Retired Oakland police captain critically injured, assailant dead in gas station robbery, shootout

A retired Oakland police captain was in critical condition Thursday after he fatally shot one of three hooded assailants who ambushed and robbed him as he fueled up at a downtown gas station and was then himself shot, in a shocking act of violence in a city struggling through a surge of homicides.

Ersie Joyner, a homegrown native who once headed the city’s police homicide unit and its pivotal violence-intervention program, underwent surgery at Highland Hospital. The man he killed was not immediately identified.

The 1 p.m. attack at a Chevron station just off Interstate 980 near downtown Oakland was recorded on surveillance video and showed three assailants exit a black sedan stopped at a gas pump and confront Joyner as he stood at the adjoining pump putting gas in a white Porsche.

That one-minute video captured “the violence that we’ve seen in the city this entire year,” Oakland Police Chief LeRonne Armstrong told reporters who gathered outside Highland Hospital, where Joyner was “fighting for his life” hours after he was shot, Armstrong said.

What Armstrong described as a “brazen” daylight assault on a police veteran happened in a city that has struggled to curb its homicide rate as residents and politicians battle over how to reform policing amid calls to beef up social service programs to deter crime.

Former Ceasefire head Ersie Joyner was wounded and a man was fatally shot at a gas station on Castro Street in Oakland.

Gas station surveillance camera

Police found Joyner after responding to a ShotSpotter alert shortly after 1 p.m. at the Chevron gas station on 1700 Castro Street, the edge of the Uptown district.

Surveillance video obtained by The Chronicle showed the three assailants going through Joyner’s pockets and removing items from him before they stepped away from him and opened two doors of the Porsche. At that moment Joyner stepped toward the back of the Porsche, pulled out a handgun he was carrying and opened fire — appearing to shoot two of the assailants, who were only steps away. One ran toward the black sedan and the other crumpled to the ground.

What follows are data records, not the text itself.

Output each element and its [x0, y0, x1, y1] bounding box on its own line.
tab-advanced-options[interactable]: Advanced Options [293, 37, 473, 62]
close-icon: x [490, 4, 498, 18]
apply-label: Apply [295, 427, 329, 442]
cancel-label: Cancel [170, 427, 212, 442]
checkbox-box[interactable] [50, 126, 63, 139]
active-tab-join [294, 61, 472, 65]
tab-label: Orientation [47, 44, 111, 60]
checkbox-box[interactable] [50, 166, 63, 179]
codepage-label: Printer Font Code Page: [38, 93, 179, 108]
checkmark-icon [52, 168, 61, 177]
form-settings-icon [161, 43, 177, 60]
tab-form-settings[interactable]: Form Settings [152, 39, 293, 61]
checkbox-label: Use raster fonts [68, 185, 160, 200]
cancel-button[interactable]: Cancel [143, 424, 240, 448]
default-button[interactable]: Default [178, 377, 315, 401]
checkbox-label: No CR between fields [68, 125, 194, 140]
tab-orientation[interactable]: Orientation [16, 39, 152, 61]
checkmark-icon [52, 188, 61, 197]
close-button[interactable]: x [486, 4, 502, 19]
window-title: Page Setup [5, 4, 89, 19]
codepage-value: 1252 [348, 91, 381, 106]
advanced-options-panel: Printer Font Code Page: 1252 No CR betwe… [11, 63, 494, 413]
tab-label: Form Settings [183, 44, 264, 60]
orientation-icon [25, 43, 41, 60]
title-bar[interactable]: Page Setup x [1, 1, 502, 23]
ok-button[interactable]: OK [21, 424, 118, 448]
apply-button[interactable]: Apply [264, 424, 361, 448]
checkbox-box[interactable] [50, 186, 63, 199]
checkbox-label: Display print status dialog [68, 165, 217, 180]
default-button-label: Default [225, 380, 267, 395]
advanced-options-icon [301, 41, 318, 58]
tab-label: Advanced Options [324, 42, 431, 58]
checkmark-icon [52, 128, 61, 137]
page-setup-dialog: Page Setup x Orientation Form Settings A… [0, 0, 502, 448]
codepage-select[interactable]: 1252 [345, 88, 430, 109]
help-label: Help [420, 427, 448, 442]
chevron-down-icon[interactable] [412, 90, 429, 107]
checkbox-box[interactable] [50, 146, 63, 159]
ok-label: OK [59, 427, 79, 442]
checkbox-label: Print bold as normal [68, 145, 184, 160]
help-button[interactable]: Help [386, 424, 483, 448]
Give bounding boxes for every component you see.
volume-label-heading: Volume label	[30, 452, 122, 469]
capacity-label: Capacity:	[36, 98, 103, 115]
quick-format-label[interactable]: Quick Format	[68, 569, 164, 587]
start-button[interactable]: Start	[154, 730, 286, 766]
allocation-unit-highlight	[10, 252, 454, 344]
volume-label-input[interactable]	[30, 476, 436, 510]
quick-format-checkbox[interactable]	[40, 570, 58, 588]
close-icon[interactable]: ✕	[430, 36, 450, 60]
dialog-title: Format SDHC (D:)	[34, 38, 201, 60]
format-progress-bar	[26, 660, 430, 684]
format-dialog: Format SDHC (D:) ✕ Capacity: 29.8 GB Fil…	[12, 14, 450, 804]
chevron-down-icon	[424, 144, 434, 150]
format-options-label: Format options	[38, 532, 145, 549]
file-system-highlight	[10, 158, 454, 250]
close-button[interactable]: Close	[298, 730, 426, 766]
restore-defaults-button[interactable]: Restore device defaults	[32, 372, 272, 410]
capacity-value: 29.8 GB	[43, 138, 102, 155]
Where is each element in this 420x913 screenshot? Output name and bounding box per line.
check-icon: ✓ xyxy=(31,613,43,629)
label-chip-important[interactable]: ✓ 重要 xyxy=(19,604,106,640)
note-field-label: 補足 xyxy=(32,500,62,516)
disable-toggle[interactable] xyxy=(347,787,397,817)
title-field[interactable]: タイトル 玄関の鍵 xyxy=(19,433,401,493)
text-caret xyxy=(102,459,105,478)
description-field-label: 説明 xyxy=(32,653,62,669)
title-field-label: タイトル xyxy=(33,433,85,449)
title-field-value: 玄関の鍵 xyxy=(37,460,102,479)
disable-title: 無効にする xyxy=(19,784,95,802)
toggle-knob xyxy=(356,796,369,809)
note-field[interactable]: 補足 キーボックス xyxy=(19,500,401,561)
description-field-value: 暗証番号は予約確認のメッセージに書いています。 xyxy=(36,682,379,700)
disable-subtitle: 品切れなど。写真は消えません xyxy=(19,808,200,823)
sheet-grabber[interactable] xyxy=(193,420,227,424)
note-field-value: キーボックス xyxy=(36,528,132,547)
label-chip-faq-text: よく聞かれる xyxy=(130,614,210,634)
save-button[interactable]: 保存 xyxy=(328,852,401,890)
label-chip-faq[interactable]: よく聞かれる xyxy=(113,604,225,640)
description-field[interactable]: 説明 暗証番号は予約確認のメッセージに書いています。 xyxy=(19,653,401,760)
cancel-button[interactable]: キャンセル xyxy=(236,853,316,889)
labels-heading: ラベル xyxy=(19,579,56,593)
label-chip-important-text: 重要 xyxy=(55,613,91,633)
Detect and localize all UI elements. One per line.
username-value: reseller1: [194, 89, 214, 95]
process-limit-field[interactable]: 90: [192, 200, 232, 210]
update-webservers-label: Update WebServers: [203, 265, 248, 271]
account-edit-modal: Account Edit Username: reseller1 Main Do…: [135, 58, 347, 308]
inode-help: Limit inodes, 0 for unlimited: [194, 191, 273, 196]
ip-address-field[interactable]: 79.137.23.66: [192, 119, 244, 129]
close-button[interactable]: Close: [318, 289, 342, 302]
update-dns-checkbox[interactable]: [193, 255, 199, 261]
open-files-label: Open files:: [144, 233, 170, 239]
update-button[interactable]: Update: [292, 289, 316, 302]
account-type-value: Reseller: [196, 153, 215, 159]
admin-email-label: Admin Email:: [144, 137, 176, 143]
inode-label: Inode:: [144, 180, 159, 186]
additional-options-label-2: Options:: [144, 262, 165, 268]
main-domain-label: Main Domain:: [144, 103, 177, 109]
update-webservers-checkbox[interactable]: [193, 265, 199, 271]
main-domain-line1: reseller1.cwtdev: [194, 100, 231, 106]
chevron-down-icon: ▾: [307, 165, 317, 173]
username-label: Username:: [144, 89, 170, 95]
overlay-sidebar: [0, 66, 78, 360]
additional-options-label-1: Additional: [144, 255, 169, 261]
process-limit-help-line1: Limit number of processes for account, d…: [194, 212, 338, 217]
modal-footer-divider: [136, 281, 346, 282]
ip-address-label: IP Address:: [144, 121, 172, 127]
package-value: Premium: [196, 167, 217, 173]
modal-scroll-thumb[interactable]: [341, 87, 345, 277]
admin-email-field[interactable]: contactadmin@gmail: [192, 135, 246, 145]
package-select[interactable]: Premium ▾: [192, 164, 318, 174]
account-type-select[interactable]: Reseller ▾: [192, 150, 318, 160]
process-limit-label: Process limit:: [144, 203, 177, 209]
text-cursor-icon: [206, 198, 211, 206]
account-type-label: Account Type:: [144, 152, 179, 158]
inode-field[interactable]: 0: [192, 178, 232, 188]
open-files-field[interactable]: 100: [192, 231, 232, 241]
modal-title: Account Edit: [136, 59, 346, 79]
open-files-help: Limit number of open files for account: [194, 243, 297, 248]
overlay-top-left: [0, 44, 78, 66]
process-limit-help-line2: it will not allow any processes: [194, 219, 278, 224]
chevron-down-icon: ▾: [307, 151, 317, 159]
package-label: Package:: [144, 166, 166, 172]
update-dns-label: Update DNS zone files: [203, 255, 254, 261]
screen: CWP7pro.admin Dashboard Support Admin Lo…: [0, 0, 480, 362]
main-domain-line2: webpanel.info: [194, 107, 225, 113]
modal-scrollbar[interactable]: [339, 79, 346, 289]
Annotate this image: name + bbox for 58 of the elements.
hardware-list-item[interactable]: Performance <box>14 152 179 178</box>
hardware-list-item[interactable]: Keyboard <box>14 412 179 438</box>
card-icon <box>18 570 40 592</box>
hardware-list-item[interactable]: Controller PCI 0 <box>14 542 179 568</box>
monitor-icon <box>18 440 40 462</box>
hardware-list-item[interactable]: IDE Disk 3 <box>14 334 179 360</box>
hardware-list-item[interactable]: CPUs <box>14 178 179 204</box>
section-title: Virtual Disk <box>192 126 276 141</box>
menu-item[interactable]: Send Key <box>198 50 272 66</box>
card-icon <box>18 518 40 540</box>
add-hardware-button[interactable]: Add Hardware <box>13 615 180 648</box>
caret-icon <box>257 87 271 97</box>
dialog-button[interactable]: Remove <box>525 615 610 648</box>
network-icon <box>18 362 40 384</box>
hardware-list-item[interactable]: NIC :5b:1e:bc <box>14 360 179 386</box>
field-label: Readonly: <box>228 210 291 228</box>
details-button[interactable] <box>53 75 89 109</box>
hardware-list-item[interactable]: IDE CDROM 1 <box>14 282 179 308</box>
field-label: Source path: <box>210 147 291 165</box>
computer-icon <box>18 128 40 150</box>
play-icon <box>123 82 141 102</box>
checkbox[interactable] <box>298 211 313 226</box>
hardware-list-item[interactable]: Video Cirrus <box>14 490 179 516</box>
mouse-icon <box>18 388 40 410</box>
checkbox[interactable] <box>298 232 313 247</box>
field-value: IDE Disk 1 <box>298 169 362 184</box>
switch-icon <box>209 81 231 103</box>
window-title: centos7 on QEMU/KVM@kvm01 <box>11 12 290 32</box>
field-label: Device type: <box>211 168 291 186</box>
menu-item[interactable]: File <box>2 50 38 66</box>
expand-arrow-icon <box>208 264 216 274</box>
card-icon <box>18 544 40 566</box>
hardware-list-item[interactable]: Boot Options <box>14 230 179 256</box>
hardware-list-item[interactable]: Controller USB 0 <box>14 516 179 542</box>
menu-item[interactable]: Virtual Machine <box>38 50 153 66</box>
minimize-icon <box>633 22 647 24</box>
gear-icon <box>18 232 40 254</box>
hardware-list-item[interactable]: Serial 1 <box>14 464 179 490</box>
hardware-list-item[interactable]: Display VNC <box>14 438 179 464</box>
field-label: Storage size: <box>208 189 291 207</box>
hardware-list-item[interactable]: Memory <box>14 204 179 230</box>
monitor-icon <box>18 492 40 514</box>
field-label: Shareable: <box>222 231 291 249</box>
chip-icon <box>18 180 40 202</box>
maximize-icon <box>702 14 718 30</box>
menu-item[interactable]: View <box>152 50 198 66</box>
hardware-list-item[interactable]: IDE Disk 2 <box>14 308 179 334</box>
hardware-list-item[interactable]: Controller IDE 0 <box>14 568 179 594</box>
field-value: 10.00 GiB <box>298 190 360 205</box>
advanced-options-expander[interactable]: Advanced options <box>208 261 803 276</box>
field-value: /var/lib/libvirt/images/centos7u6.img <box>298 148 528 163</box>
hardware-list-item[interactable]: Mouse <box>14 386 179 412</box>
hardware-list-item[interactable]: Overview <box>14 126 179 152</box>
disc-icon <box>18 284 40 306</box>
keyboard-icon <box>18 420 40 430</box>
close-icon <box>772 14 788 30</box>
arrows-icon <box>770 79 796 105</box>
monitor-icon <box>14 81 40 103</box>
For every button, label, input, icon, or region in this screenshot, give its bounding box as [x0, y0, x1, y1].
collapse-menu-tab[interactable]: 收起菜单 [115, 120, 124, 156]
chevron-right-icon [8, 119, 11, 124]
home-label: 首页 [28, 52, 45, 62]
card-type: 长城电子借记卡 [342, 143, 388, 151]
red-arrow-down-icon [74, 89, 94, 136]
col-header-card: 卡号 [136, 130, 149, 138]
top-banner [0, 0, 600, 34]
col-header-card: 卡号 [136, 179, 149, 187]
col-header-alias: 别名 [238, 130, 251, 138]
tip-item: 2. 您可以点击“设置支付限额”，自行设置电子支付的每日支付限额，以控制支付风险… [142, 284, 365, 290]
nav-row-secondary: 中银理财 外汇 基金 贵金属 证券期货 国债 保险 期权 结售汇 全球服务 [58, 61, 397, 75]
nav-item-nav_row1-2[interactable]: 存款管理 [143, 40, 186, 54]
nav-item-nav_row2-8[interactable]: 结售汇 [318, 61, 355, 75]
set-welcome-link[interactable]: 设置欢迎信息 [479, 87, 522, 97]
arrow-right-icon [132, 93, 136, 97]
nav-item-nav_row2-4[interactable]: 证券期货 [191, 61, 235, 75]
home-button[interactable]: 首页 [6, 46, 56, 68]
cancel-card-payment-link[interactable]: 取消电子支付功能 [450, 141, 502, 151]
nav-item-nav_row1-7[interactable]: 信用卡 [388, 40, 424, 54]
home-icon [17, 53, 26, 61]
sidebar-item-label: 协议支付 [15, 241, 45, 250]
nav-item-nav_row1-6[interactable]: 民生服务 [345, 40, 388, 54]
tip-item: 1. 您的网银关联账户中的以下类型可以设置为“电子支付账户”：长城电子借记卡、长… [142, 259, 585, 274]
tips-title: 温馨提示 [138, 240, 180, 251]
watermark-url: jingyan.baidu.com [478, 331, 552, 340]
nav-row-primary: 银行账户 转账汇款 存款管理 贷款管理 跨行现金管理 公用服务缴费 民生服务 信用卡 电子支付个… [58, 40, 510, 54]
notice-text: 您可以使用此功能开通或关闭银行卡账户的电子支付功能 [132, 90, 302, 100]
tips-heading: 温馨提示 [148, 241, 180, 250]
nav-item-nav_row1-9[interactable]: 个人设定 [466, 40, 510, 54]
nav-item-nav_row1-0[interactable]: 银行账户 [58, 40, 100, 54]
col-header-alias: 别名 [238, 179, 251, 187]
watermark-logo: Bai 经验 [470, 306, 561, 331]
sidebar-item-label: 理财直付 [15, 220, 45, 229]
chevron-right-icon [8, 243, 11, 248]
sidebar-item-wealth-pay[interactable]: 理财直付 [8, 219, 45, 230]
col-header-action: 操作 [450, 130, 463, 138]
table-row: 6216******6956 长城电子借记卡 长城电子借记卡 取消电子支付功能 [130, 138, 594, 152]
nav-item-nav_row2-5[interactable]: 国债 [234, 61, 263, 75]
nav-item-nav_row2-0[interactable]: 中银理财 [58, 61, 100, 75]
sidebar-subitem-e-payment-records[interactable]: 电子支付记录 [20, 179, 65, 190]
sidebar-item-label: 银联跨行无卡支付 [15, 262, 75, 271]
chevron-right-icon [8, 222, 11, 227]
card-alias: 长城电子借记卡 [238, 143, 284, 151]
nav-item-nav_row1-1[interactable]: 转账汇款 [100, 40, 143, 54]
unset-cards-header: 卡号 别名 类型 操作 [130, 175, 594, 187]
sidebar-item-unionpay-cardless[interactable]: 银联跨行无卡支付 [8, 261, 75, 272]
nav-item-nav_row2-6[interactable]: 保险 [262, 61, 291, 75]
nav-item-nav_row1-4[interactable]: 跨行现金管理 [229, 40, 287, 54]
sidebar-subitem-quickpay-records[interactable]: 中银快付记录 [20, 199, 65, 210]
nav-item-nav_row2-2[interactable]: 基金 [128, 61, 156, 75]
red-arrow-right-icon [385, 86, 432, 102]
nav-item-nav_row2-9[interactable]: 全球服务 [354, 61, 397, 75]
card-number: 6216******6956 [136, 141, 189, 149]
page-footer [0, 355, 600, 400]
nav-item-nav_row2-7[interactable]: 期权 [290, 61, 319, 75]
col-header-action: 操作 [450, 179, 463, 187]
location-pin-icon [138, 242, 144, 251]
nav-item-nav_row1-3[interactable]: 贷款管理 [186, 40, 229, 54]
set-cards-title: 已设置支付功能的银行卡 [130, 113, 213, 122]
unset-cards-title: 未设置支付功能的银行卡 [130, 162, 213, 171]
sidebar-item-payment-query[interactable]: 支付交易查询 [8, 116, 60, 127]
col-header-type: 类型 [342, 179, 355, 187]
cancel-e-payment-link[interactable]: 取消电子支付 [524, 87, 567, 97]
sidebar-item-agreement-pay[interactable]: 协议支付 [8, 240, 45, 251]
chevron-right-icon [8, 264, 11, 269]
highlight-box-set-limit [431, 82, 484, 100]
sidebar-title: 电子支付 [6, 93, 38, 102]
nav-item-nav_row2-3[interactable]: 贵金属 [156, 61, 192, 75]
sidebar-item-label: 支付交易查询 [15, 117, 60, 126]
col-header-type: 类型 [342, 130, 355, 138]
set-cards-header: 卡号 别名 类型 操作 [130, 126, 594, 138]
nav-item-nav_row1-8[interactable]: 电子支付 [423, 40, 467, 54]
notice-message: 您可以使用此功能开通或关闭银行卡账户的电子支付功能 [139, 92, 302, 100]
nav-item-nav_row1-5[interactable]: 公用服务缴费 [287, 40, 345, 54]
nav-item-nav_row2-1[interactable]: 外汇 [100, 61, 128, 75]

Joyner, with his gun still drawn, then walked around the gas pump to approach the two other assailants as they began to speed off. Joyner immediately recoiled, apparently shot in the torso, and stumbled back toward his car, tripped over the body of the downed assailant and was tangled in the gas hose.

One of the assailants then stepped out of the sedan and tried to pull the person who had been shot by Joyner away but gave up the attempt and fled.

Two hours later, law enforcement officers were searching the ground around the gas pumps, which had been littered with bullet casings when they arrived, according to two sources.

A couple of officers rolled a gurney into the Alameda County coroner’s truck while others continued inspecting the area for evidence. They had closed off the surrounding blocks with caution tape and patrol vehicles as a police helicopter circled overhead. Officers had parked a tactical unit van near the gas pumps.

Addressing the scrum of reporters at Highland Hospital, Armstrong did not name Joyner, but confirmed that the victim was a retired police officer and that police are looking for a black sedan. Multiple law enforcement sources confirmed Joyner’s identity.

Police said the victim was in critical but stable condition Thursday night. No arrests had been made. The retired officer was “lawfully permitted to carry a gun,” Armstrong said.

Joyner, who was born and raised in East Oakland, joined the Oakland Police Department in 1991, according to his LinkedIn profile, after studying criminal justice at Cal State East Bay. Known as an aggressive and ambitious officer, he had been promoted to lieutenant by 2006,

Over the course of his career Joyner was involved in several controversies, including a 2011 fatal shooting that ended with the city paying a $75,000 settlement five years later. By then, Joyner had become a high-profile leader in the police force, taking the helm of the Ceasefire anti-violence program in 2013 and overseeing its expansion.

During the six years that Joyner steered Ceasefire, homicides in Oakland declined significantly. Toward the end of that span, the number of annual shootings and homicides was about half what it was in 2012.

When he left the Police Department, Joyner started a new career in the cannabis industry. He now owns dispensaries in Oakland.

Armstrong said that at this point investigators have no reason to believe that Joyner was targeted specifically because of his past positions in law enforcement or his current ties to the cannabis industry. However, the chief said, “at this point we will be looking into everything.”

Under California law, a person can claim self-defense in a killing if they reasonably believed they or someone else were in imminent danger of being slain or badly injured, or that they were in danger of becoming the victim of forcible crimes such as robbery or rape. The person must have a reasonable belief that their use of deadly force is necessary. But they are not required to retreat, the law states, and can pursue an assailant until the danger has passed.

Police have investigated 115 homicides in Oakland so far this year.